Seven Facts about Global Education Financing

Next Monday, the Center for Universal Education is hosting a series of meetings to discuss how we can make sure all children have access to a quality education. This will require first and foremost reaching those left behind—children living in poor remote rural areas or overcrowded urban slums. It will also involve ensuring a reasonable quality of learning for all children. Achieving these two tasks will require more financial resources that are better spent. As we head into the discussion, here are seven striking facts about the current state of global education financing!

  1.  It doesn’t really cost much! Providing basic education to all children in 46 low and middle income countries would require an additional $26 billion annually—less than four percent of the US defense budget, or half the money spent on the Sochi Olympics. It costs an estimated $54 billion annually to provide basic education to all children in these countries. Current government spending amounts to about $25 billion and donor aid to an additional $3 billion annually, leaving the $26 billion gap.
  2. Sadly, donors are actually in the midst of deprioritizing basic education. While total overseas development assistance increased over the past three years, the amount going to education fell close to 10 percent and to basic education by over 16 percent between 2009 and 2012. Sub-Saharan African countries were hit even harder. This scarce donor aid is also often uncoordinated and inconsistent. The number of donors active in countries in greatest need varies from six in the Central African Republic to 23 in Tanzania. Aid per primary aged child varies from $7 in the Democratic Republic of Congo to $63 in Haiti. The estimated cost to provide a quality primary education in low-income countries is $131. Governments allocate on average $41 per child, while they receive $16 per child from aid donors.
  3. Current public spending is falling short. Only 25 percent of countries are spending what they need to deliver quality education (the recommended 6 percent of GNP).
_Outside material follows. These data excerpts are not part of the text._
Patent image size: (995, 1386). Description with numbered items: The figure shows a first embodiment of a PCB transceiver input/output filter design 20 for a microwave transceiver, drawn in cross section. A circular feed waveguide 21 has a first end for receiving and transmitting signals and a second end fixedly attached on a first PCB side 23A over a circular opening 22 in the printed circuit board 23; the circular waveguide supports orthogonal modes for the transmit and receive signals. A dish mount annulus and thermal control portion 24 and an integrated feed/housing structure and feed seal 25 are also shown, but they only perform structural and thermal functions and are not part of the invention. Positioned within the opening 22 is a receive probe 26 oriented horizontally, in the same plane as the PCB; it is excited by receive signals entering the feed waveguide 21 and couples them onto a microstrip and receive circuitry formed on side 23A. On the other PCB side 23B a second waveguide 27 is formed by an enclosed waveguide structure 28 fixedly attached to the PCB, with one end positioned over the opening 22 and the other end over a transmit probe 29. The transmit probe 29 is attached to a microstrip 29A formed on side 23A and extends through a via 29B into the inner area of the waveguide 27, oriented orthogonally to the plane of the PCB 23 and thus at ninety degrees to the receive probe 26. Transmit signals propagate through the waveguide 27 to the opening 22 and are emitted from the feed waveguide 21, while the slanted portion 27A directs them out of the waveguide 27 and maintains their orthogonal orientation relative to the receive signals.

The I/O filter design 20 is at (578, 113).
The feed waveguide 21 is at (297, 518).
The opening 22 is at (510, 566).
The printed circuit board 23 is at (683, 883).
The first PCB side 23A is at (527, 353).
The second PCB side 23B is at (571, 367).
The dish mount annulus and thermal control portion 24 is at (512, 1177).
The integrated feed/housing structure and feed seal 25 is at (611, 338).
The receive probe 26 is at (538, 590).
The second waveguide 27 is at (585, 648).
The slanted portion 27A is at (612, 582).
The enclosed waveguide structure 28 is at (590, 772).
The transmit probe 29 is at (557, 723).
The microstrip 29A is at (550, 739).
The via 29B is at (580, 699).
In Bangladesh, Pakistan and 23 other countries with large out-of-school populations, governments dedicate less than 3 percent of GNP to education. On the bright side, total public expenditure on education in developing countries has increased. In sub-Saharan Africa, it jumped from $12.5 billion in 1999 to $57 billion in 2011. This is largely a result of economic growth but governments have also allocated an increased share of their national income to education, from 3.8 to 4.7 percent of GNP in SSA alone. Increasing domestic spending will require increasing the share of education in overall spending but also mobilizing more resources. 
  4. The jury is still out on new financing sources. Education has not yet been a major beneficiary of innovative financing. It received less than 2 percent of such funds generated by the World Bank between 2000 and 2008, while health received 12 percent. New proposals for innovative financing in education could help generate much needed funds and will be discussed at the meetings. It remains to be seen whether these mechanisms will be feasible in education, but one study has estimated the potential for impact investing in primary education at $10 billion during the next 5-10 years, while the potential in other parts of the education sector could be equally high if not higher.
  5. More equitable and needs-based distribution of resources contributes to good overall performance. Yet in some financing systems—like those in Bangladesh—one district will receive more than 10 times the funding of another, with little relation to need. Countries have vastly different models to allocate funding to districts and population groups and many exacerbate rather than fix existing inequalities, leading to worse overall education outcomes. The 2012 OECD-DAC PISA survey shows that high performing school systems tend to allocate resources more equitably across socio-economically advantaged and disadvantaged schools. Australia and Brazil, two countries featured at the Brookings meetings next week, have recently implemented targeted policies to improve the performance of low-achieving schools or students and distribute more resources to those regions and schools that need them most. In this way, they aim to reduce the variation in performance that can be attributed to socio-economic status.
  6. In some countries education spending is particularly effective, underscoring the importance of how money is spent. Poland, another country featured at the meetings, spends 20% less than the OECD average per pupil but ranks in the top 15 on international (PISA) learning assessments. Poland spends $5,056 per pupil while its high-income peers spend $6,353 on average. Despite this below-average spending, Poland achieves above-average learning outcomes.
  7. The cost of weak governance and accountability is high. Misappropriated education funds in Nigeria and Kenya alone could have put an additional 150,000 children in primary school. This year’s Global Corruption Report on education highlights huge financial losses due to misappropriation in education, amounting to $10.5 million per year in Nigeria and $8.5 million in Kenya. Lack of accountability also results in teacher absenteeism, which can be as high as 30 percent in some countries. Weak governance in education most affects the poor and disadvantaged who are less able to bear the hidden costs. Transparency and accountability around public spending can help draw attention to missing or ineffectively spent funds and are associated with better student outcomes. Unfortunately, there is a shocking lack of information on financial flows to education. Only a handful of countries have full information on their education spending. This is in stark contrast to the health sector where National Health Accounts have been institutionalized to track health spending in more than 180 countries.